Dopo le auto, le case. L’Unione Europea continua la sua opera di “militarizzazione verde” dell’economia, imponendo una riqualificazione coatta degli edifici per renderli più efficienti dal punto di vista energetico e più parchi nelle emissioni. Chi paga? I cittadini, ovviamente.
Secondo la nuova direttiva approvata dal Parlamento europeo entro il 2033 (quindi tra dieci anni appena) le abitazioni dovranno aver già ridotto i consumi mentre entro il 2050 si dovrà raggiungere la neutralità climatica.
L’obiettivo da ottenere entro un decennio è quello della classe energetica D (la scala va dalla A delle case a zero emissioni alla G delle più inquinanti) per tutti gli immobili, da raggiungere obbligando i proprietari a fare i lavori quando vorranno vendere, affittare o ristrutturare l’abitazione.
Considerando che il 74% delle case italiane si trova in una classe inferiore alla D il numero di interventi da effettuare è semplicemente mostruoso; di fatto il nostro Paese dovrebbe diventare un unico cantiere edile di qui ai prossimi due lustri. Un impegno che, tanto per cambiare, colpisce l’Italia più dei nostri partner. Se infatti da noi il 60% delle case appartiene alle due classi peggiori (F e G), in Francia la percentuale scende al 17% e in Germania appena al 6%. La spesa che Parigi e Berlino dovranno affrontare sarà quindi molto minore.

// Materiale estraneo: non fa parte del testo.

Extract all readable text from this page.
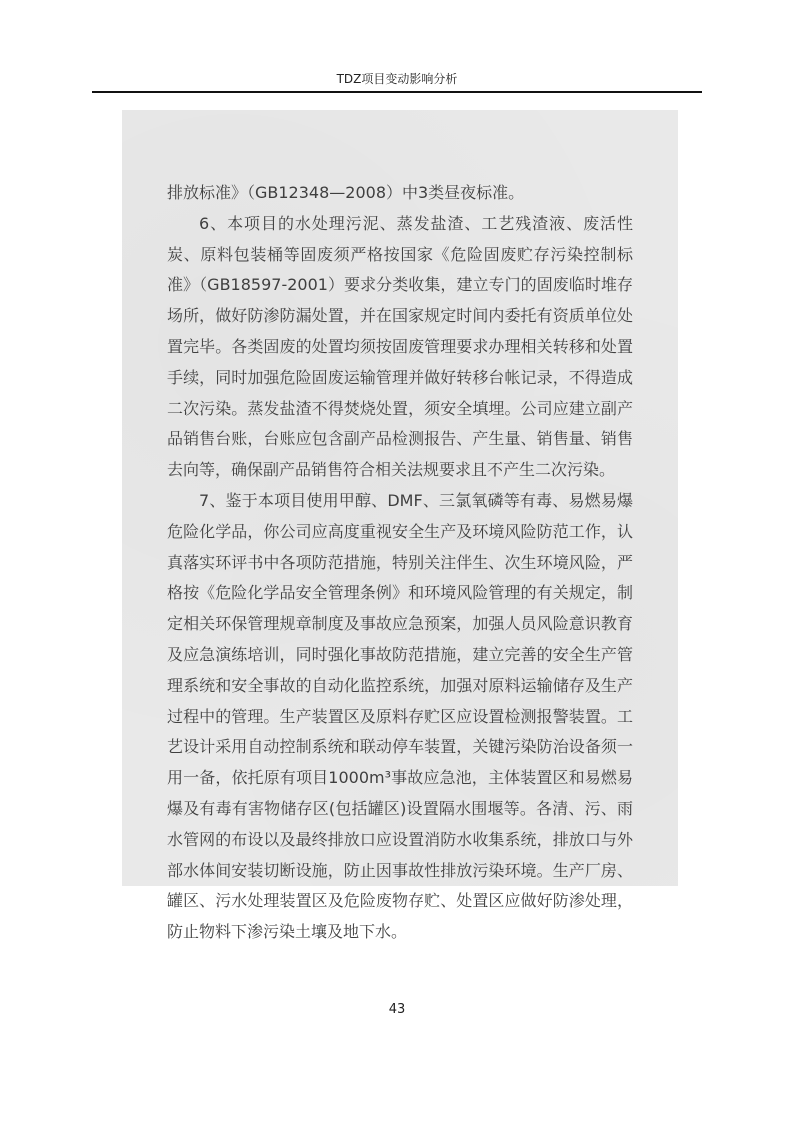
TDZ项目变动影响分析

排放标准》（GB12348—2008）中3类昼夜标准。

6、本项目的水处理污泥、蒸发盐渣、工艺残渣液、废活性炭、原料包装桶等固废须严格按国家《危险固废贮存污染控制标准》（GB18597-2001）要求分类收集，建立专门的固废临时堆存场所，做好防渗防漏处置，并在国家规定时间内委托有资质单位处置完毕。各类固废的处置均须按固废管理要求办理相关转移和处置手续，同时加强危险固废运输管理并做好转移台帐记录，不得造成二次污染。蒸发盐渣不得焚烧处置，须安全填埋。公司应建立副产品销售台账，台账应包含副产品检测报告、产生量、销售量、销售去向等，确保副产品销售符合相关法规要求且不产生二次污染。

7、鉴于本项目使用甲醇、DMF、三氯氧磷等有毒、易燃易爆危险化学品，你公司应高度重视安全生产及环境风险防范工作，认真落实环评书中各项防范措施，特别关注伴生、次生环境风险，严格按《危险化学品安全管理条例》和环境风险管理的有关规定，制定相关环保管理规章制度及事故应急预案，加强人员风险意识教育及应急演练培训，同时强化事故防范措施，建立完善的安全生产管理系统和安全事故的自动化监控系统，加强对原料运输储存及生产过程中的管理。生产装置区及原料存贮区应设置检测报警装置。工艺设计采用自动控制系统和联动停车装置，关键污染防治设备须一用一备，依托原有项目1000m³事故应急池，主体装置区和易燃易爆及有毒有害物储存区(包括罐区)设置隔水围堰等。各清、污、雨水管网的布设以及最终排放口应设置消防水收集系统，排放口与外部水体间安装切断设施，防止因事故性排放污染环境。生产厂房、罐区、污水处理装置区及危险废物存贮、处置区应做好防渗处理，防止物料下渗污染土壤及地下水。

43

Per l’Italia i conti della serva li ha già fatti l’Ance, l’associazione dei costruttori edili; di qui al 2033 dovremmo investire circa 60 miliardi di euro; circa 40mila euro ad appartamento. E dato che molti italiani non possono permettersi questa spesa è possibile che qualcuno debba rinunciare alla casa di proprietà, la sola vera ricchezza per molti e uno dei pochi dati statistici che ci vedono posizionati meglio della media europea.
Non si può non pensare che questa tassa nascosta sulla proprietà privata possa diventare uno strumento che consentirà a grandi aziende private di impadronirsi del nostro patrimonio immobiliare, finora rimasto saldamente nelle mani degli italiani.
Va detto che finora gli esponenti del governo sono stati molto netti nel rispedire la direttiva a Bruxelles: per Maurizio Gasparri “questa risoluzione in Italia non sarà mai e poi mai applicata”, mentre Maurizio Lupi assicura; “non permetteremo che le case, bene rifugio per eccellenza delle famiglie italiane, diventino terra di conquista di speculatori internazionali”.
Proprio il recente fallimento europeo sullo stop alle auto a benzina entro il 2035, che ha visto l’Italia protagonista del fronte del No, potrebbe dare qualche indicazione su come condurre la battaglia contro l’ennesima crociata verde. Questa volta Roma non può contare su Berlino, che come abbiamo visto non ha alcun interesse a bloccare la direttiva, ma dato che la Commissione presieduta dalla von der Leyen non è troppo lontana dalla scadenza si può sperare di allungare i tempi della discussione fino alle nuove elezioni, che potrebbero vedere l’imporsi di una nuova maggioranza, guidata da Popolari e Conservatori, di sicuro meno incline a inseguire le sirene dell’ecologismo militante.
Se pure questa strategia dovesse fallire è possibile che gli italiani si affidino all’antica arte di arrangiarsi; secondo la direttiva infatti dagli obblighi di riqualificazione sono esclusi i palazzi storici protetti, i monumenti, le chiese e le seconde case abitate meno di quattro mesi all’anno. Non c’è dubbio che in molti si metteranno al lavoro con un po’ di fantasia per far rientrare la loro abitazione in una di queste categorie. Ma prima di vedere salotti provvisti di acquasantiera e palazzine popolari trasformate in musei perché si dice che una volta ci sia passato Alberto Sordi in visita alla zia speriamo che il governo riesca a vincere la sua battaglia in Europa.